OTTAWA - Un homme qui prétend avoir souffert de problèmes psychiatriques après avoir trouvé un insecte mort dans une bouteille d'eau livrée à son domicile en 2001 n'a pas droit aux 300 000 $ de dédommagements qu'il exigeait de son fournisseur, a tranché jeudi la Cour suprême du Canada.
Martin Mustapha, un coiffeur de Windsor en Ontario, n'avait pas bu l'eau de la bouteille. Il est néanmoins devenu obsédé par les mouches mortes et leurs "conséquences révoltantes" pour la santé de sa famille.
Il affirme en avoir perdu le sommeil et avoir vu sa vie professionnelle ainsi que sa vie sexuelle péricliter. Différents médecins ont diagnostiqué des troubles dépressifs graves, accompagnés de phobies et d'anxiété.
Un tribunal de première instance lui avait accordé 341 000 $ en dommages et intérêts en 2005. La Cour d'appel a renversé ce jugement arguant que Culligan, l'embouteilleur, n'aurait pas pu prévoir la réaction inhabituelle de M. Mustapha.
La Cour suprême est du même avis. Elle a estimé que les troubles de M. Mustapha étaient "trop éloignés" de l'incident pour justifier des dommages.
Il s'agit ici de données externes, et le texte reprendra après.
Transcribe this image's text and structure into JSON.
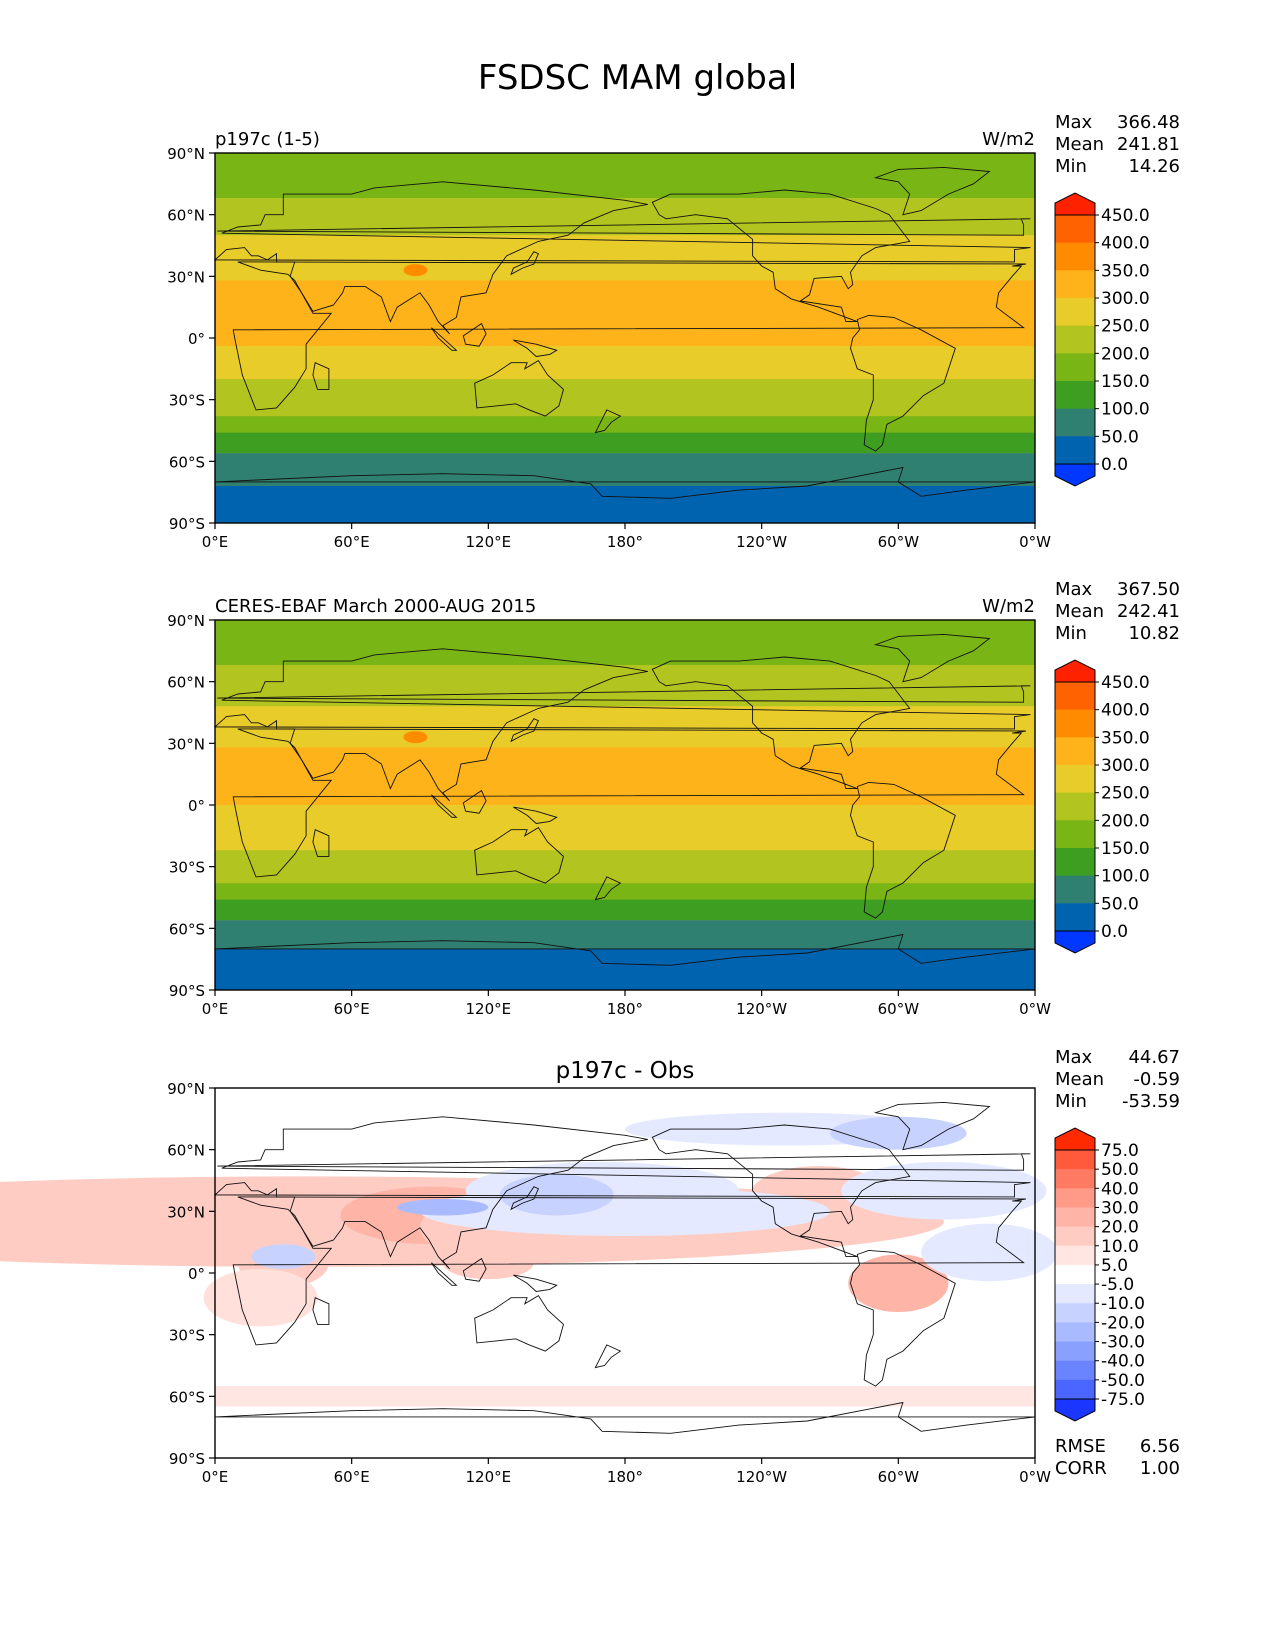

Rejoint à son salon de coiffure de Windsor, M. Mustapha a exprimé sa déception et a continué à dire qu'il avait été traité de manière injuste.
Il avait l'habitude de boire de l'eau en bouteille précisément parce qu'il avait entendu dire qu'elle était plus propre que l'eau du robinet, a-t-il souligné. Découvrir qu'elle n'était pas aussi pure que le suggérait la compagnie l'a dévasté.
"Je suis le genre de personne qui fait très attention à sa santé et à celle de ses proches. Ma confiance a été trahie par Culligan", a soutenu M. Mustapha.
L'avocat représentant la compagnie, Hillel David, avait averti lors d'une audience au mois de mars que donner gain de cause à M. Mustapha pourrait ouvrir la porte à une multitude de poursuites frauduleuses s'appuyant sur de vagues dommages psychologiques.
L'avocat de M. Mustapha, Paul Pape, a affirmé jeudi qu'il n'y avait aucun doute que la cause de son client était honnête et sérieuse.
"En raison des circonstances inhabituelles de l'affaire, les gens rigolent, a confié Me Pape dans son bureau de Toronto. Cela place mon client dans une position difficile, mais il a été assez fort pour rester debout et se faire entendre. Malheureusement, on ne lui a pas donné raison."
Le vice-président marketing de Culligan, Eric Rosenthal, n'a pas voulu commenter l'affaire en détails mais a salué la décision de la Cour suprême.
"L'une de nos plus grandes priorités est de s'assurer de livrer des produits sécuritaires, a affirmé M. Rosenthal. Il s'agissait d'une poursuite inusitée. Nous n'avions jamais eu vent de quelque chose de similaire."